Article

On Call

By Hannah Wallace August 31, 2005

Banker Richard Moore will watch the U.S. Open at home this month, uncustomarily, since for the past four years he's been front and center as a line judge at the Grand Slam tennis extravaganza in Flushing Meadow, N.Y.

"It's disappointing not to be up there," Moore, 40, a certified United States Tennis Association umpire, admits about the two-week tournament the U.S.T.A. calls the highest annually attended sports event in the world. (Last year it boasted 625,000 attendees and 86 million American TV viewers; plus, it was broadcast to 199 countries.) "Umpiring is a place where you never make a good decision, and it's exciting to be among thousands of people-getting booed."

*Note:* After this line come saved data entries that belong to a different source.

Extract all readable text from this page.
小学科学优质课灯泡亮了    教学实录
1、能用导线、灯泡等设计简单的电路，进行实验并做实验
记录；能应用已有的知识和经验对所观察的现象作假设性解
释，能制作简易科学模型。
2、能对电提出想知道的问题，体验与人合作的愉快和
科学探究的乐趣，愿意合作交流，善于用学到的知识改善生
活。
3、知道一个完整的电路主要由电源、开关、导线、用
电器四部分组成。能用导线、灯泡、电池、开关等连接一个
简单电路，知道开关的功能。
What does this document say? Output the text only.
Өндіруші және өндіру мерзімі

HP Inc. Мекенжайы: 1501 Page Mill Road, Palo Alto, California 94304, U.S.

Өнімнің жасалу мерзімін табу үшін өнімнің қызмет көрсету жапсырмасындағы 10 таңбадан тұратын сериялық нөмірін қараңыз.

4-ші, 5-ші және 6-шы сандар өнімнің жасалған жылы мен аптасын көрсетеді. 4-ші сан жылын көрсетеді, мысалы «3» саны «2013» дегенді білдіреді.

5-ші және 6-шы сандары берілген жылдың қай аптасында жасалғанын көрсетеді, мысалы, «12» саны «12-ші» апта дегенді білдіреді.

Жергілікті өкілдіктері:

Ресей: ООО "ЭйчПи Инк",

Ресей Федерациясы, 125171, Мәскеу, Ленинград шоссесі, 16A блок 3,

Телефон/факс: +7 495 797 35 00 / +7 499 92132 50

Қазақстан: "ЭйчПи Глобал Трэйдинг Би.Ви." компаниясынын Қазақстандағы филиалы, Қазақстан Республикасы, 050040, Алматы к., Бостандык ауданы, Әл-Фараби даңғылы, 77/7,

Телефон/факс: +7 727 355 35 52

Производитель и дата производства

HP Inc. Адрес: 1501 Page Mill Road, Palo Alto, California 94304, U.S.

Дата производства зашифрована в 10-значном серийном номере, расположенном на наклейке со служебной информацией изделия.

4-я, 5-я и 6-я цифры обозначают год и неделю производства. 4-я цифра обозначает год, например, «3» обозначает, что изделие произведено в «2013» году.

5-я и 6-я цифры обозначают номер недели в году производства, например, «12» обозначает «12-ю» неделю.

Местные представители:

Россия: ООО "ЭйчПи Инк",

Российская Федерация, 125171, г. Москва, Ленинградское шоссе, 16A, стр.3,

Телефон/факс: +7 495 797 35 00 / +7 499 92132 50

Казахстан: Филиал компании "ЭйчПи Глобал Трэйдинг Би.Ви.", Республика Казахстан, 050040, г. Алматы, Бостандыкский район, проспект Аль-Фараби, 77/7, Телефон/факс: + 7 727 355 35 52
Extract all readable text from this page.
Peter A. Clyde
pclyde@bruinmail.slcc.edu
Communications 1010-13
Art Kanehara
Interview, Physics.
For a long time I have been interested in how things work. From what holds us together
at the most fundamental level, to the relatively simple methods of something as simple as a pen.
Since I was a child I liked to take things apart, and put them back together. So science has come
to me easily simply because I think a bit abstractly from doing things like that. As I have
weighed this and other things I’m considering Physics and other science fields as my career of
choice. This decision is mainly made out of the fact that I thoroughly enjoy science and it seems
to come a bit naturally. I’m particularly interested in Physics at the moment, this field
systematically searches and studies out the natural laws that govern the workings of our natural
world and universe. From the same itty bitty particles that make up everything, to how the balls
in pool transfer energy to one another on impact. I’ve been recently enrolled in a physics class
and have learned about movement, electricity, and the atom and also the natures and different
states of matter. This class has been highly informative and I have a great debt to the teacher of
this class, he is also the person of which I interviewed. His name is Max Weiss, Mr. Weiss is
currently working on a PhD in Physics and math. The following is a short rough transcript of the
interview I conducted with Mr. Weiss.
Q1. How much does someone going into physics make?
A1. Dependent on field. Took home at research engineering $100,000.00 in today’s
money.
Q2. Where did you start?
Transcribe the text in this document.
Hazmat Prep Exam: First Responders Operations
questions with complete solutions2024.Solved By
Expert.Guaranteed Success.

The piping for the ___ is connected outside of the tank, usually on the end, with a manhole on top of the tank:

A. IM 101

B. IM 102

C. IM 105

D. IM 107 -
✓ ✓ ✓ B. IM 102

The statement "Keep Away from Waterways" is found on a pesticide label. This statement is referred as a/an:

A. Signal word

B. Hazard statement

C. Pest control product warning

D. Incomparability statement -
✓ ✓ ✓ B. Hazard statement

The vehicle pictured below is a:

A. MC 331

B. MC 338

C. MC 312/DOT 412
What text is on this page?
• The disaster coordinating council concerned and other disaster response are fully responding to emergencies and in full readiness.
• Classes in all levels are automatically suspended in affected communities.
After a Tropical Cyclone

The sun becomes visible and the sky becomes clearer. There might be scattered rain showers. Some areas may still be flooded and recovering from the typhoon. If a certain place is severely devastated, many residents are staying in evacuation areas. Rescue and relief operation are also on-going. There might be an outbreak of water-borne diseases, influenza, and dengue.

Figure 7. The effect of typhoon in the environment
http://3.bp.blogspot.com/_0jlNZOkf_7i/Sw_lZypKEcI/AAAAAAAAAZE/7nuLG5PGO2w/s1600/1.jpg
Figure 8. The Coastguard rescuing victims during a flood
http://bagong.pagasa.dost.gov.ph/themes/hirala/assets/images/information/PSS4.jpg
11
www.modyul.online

This fall, Moore instead is busy managing the Bank of Commerce's newly opened Cattlemen Banking Center. He joined the Bank of Commerce when it opened in September 2000, but missed its opening because he was umping at the U.S. Open. "For eight years, I used every week of vacation for umpiring," he says.

Moore, who played on his high school tennis team, got into umpiring while working for Barnett Bank in Amelia Island, where the Bausch & Lomb championships have been held for nearly 30 years. He umpired there from 1986 to 2004, and also for 10 years at the NASDAQ 100 (formerly Lipton) Championship in Key Biscayne.

"The umpires have a definite grade system," he explains. "You're evaluated on court by your accuracy and your attention. And at the Lipton I was seen and evaluated by enough people that I was invited to go to the U.S. Open."

Moore says his most exciting moment there was line umpiring a Pete Sampras fourth-round match in either 1999 or 2000. His ugliest? "It was at an exhibition in March 2004 with John McEnroe and John Currier. I made a few calls on serves that weren't to McEnroe's liking, and I joined a long list of umpires who experienced his displeasure."

Moore doesn't play much tennis anymore because he'd rather spend his free time with his children, but he teaches cycle classes at the Lakewood Ranch YMCA and at Lifestyle Family Fitness on S.R. 70. ("I get to pick the music," he says.)

Umpiring, he says, requires "intense focus for brief amounts of time, for 15 to 20 seconds at a time for each point." He says honing such intense scrutiny helped him overcome any fear of being criticized. "You're never given an 'atta boy' or a 'great job'" when you're umpiring, he says. "That kind of pressure makes the day-to-day stresses of working that much less."